The only thing that gave me pause was a hymn written in 2005. Why is this song in here, among the other songs from the seventeen and eighteen hundreds? The history behind it is vague, instead of the story behind the song, the author gives the reader an anecdote and a mini-sermon, if you will. Closer inspection reveals the song to be written by the author himself, based on an earlier hymn written by a celebrated songwriter. While being the author of a book gives you special liberties, such as sneaking your own song into 150 (149) of the most loved and widely sung hymns, I don't think this was the book to do it in.


Other than that little hiccup, this book is wonderfully written and organized, the cover art is inspiring, and I will definitely recommend this book to all my music loving friends.

Friday, December 3, 2010

Pillow Wars

I have a pillow. My Mom bought it for me when I was pregnant with my daughter. It's a body pillow. And it's 9 years old. Over the course of my married life, I have cuddled more with this bag o' fluff more than my husband (may have something to do with the period where he worked for the mine and was gone 4 days at a time.) It's lost its color, it's fluffiness, and it's pillowcase. But, after all these years, I have molded it to my body. It's perfect for me. I don't have to sit down and pound on it to get it just the way I want it, it already is. At night this faded blue, patched at least ten times, flattened out bed accessory becomes an extension of me.

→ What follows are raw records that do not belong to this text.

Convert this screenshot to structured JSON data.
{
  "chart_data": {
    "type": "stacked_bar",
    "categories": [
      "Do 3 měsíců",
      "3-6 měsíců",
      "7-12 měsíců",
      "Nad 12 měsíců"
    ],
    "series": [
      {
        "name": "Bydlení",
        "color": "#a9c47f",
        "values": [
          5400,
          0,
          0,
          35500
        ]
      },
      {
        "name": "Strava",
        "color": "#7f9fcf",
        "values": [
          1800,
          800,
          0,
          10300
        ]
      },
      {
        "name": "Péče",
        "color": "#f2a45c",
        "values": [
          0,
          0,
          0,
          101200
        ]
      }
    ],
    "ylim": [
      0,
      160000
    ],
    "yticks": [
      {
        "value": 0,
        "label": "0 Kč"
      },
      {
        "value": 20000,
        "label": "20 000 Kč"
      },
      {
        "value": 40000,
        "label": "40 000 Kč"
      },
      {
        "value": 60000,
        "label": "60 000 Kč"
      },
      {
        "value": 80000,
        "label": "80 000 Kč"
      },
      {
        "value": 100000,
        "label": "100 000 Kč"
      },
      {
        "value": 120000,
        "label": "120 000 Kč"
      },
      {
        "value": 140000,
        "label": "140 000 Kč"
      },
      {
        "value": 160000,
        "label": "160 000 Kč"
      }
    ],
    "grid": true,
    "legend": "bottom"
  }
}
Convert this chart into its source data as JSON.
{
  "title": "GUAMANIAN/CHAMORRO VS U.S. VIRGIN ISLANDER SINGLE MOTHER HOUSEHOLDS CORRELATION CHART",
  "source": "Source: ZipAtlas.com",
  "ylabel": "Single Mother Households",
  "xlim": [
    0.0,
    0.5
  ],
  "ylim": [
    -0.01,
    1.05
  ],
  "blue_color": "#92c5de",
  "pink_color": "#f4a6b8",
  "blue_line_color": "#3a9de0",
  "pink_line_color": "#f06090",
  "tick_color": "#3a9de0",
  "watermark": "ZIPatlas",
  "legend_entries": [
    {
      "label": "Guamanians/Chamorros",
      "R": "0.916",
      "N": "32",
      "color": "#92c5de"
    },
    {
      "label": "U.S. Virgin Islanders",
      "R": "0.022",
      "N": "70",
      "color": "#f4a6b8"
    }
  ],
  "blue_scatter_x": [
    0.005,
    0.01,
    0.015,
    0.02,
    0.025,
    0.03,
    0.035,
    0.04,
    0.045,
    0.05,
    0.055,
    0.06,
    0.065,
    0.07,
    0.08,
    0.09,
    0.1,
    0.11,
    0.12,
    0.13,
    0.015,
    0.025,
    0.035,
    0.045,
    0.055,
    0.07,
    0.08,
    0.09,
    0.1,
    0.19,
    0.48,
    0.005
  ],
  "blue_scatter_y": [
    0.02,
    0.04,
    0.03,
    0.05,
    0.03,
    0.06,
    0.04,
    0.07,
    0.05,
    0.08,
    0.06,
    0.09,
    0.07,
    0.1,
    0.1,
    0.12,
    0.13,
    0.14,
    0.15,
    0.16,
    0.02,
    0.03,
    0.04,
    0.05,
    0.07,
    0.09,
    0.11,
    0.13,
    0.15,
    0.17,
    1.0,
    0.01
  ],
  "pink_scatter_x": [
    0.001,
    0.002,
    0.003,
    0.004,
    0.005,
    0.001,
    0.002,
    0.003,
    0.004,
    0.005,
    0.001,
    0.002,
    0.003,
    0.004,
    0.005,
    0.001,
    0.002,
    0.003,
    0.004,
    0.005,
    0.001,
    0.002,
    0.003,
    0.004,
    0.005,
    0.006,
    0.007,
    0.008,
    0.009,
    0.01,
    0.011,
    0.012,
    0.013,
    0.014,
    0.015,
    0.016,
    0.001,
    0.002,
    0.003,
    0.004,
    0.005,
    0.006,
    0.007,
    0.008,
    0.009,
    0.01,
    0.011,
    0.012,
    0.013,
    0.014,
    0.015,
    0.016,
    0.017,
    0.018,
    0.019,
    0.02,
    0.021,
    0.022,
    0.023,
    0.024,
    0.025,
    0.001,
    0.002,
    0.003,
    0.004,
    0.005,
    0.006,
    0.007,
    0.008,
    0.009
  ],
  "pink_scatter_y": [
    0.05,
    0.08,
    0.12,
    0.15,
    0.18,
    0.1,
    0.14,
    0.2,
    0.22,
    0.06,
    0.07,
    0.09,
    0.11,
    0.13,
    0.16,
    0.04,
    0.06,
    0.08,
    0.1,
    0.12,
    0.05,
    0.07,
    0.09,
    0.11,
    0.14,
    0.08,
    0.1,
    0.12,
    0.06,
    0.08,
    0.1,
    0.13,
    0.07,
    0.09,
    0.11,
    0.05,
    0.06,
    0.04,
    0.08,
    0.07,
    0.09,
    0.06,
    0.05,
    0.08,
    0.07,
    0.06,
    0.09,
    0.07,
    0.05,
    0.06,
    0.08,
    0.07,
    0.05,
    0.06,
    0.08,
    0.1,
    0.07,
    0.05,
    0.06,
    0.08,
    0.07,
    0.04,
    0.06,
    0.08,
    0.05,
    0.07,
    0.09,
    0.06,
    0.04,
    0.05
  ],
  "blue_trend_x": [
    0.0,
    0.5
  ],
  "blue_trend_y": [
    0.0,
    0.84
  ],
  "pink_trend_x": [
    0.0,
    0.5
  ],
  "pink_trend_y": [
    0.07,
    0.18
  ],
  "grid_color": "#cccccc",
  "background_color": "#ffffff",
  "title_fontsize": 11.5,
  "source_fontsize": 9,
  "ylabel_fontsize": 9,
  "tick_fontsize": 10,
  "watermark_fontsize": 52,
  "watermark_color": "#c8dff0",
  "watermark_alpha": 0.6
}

For a while there, Mike would fight me for it. After the kids were in bed, it would be a race between the two of us to get to the bed first. As we'd race to the finish line, I would dive and cover my precious pillow. Imagine two toddlers fighting over a favorite toy. There would almost definitely be hair pulling and biting. Some nights he would win, and I would have to wait until he had drifted off into a deep sleep before I could steal it back. Other nights I would get to keep my beloved pillow, then I would wake up in the middle of the night to see him holding it tight, a small smile on his face. Sometimes the winner would be generous and share a part of it. I kept telling him to get his own, but he's just stubborn.

Finally, one day he found one. A nice big, fluffy, colorful, brand new pillow. Wait, why do I like this faded, flattened one?? A new battle ensued. But now he was the one telling me to get my own. More specifically, reminding me that I have my own. I shouldn't need his. Or should I? Then one night it got cold. My faded flannel pillow stays warm underneath the covers. His brand new cotton pillow case does not.

Ok, I don't need his after all. I have mine. But now he wants me to have his! I don't think so. So far, a sort of truce has stopped all the pillow fighting.

Now, instead of fighting each other for them, we have to fight the kids and the dogs for our favorite pillows. The dogs seem to have the same desire for body pillows as we do. Lay out all the pillows on our bed, and inevitably Marley or Darla picks the biggest ones to lay on (Maverick can't get up on the bed, and Daisy just doesn't care where she sits). And while the kids have FINALLY outgrown the sneak-into-mom-and-dads-bed-in-the-middle-of-the-night phase, there are a few instances where they wake up before we do and want to snuggle. Usually I get woken up when my pillow has been replaced by a little girl.